The bill, which was created by U.S. Representative John Katko, would allow the TSA to add behavior detection officers to help screeners during busy travel times. The legislation gives more authority to federal security directors at each airport to make necessary staffing decisions.

The TSA union requested in May that Congress pass emergency legislation to fund the hiring of 6,000 full-time screeners. “Congress has starved TSA of the resources it needs to meet growing demands at our nation’s airports,” American Federation of Government Employees National President J. David Cox Sr. wrote in a letter sent last month to House and Senate leaders.

TSA Administrator Peter Neffenger blamed the long lines on the fact that the agency has yet to replace all of the 4,644 employees who were lost in 2014 due to budgetary measures. “When I came into this organization last year, I found an organization with 5,800 fewer screeners, and it had fewer front-line officers than it had four years previously,” he said Thursday. “And that was in the face of significantly higher traffic volume.”

Related: How Much Does TSA PreCheck Cost?

Along with hiring an additional of 768 screening agents, the department will increase the use of overtime and deploy more bomb-sniffing dogs to help speed up the security process.

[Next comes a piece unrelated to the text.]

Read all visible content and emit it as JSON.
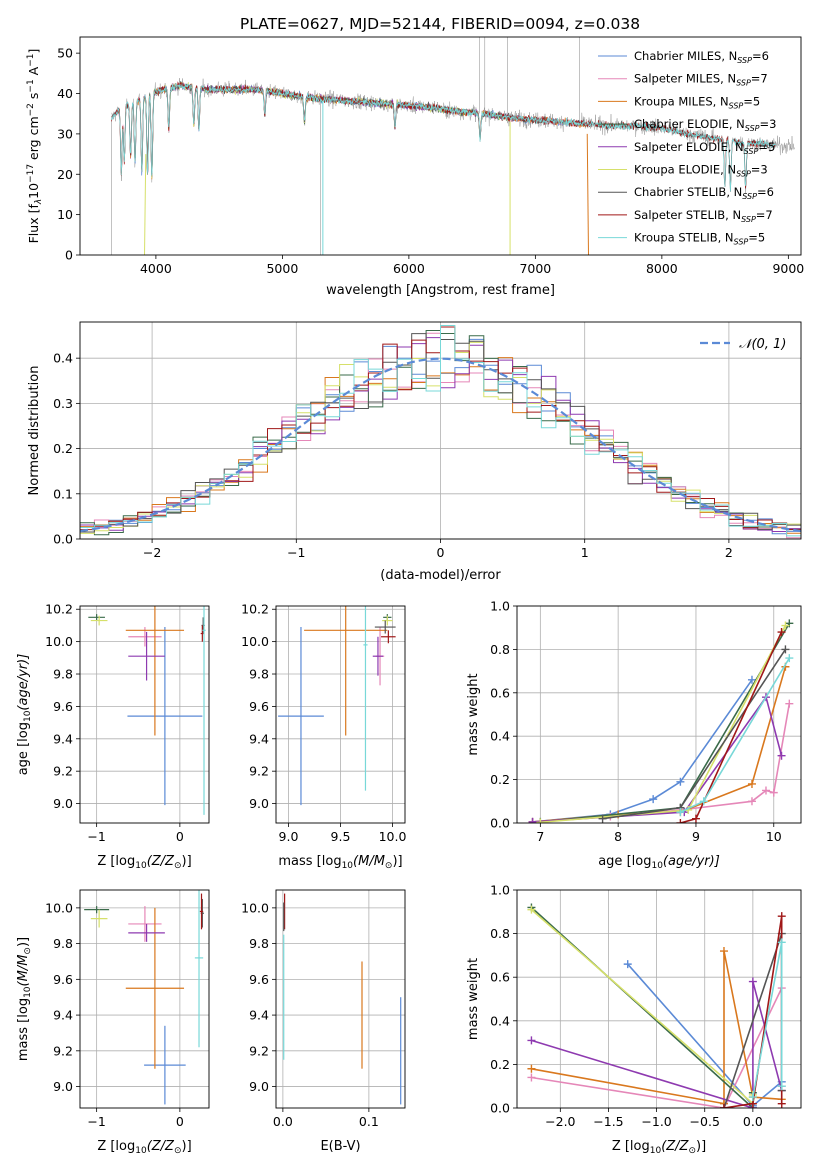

“We want to keep passengers moving, but we want to keep passengers safe,” Homeland Security Secretary Jeh Johnson said at a news conference at Reagan National Airport. He added that the TSA is turning to airlines for help in performing some non-security TSA tasks as well.

Airports and airlines have also been complaining about the long waits and under staffing. Some have even threatened to bring in private security firms: In April Seattle-Tacoma International Airport and Atlanta's Hartsfield-Jackson International Airport said they were considering replacing TSA personnel with private security contractors.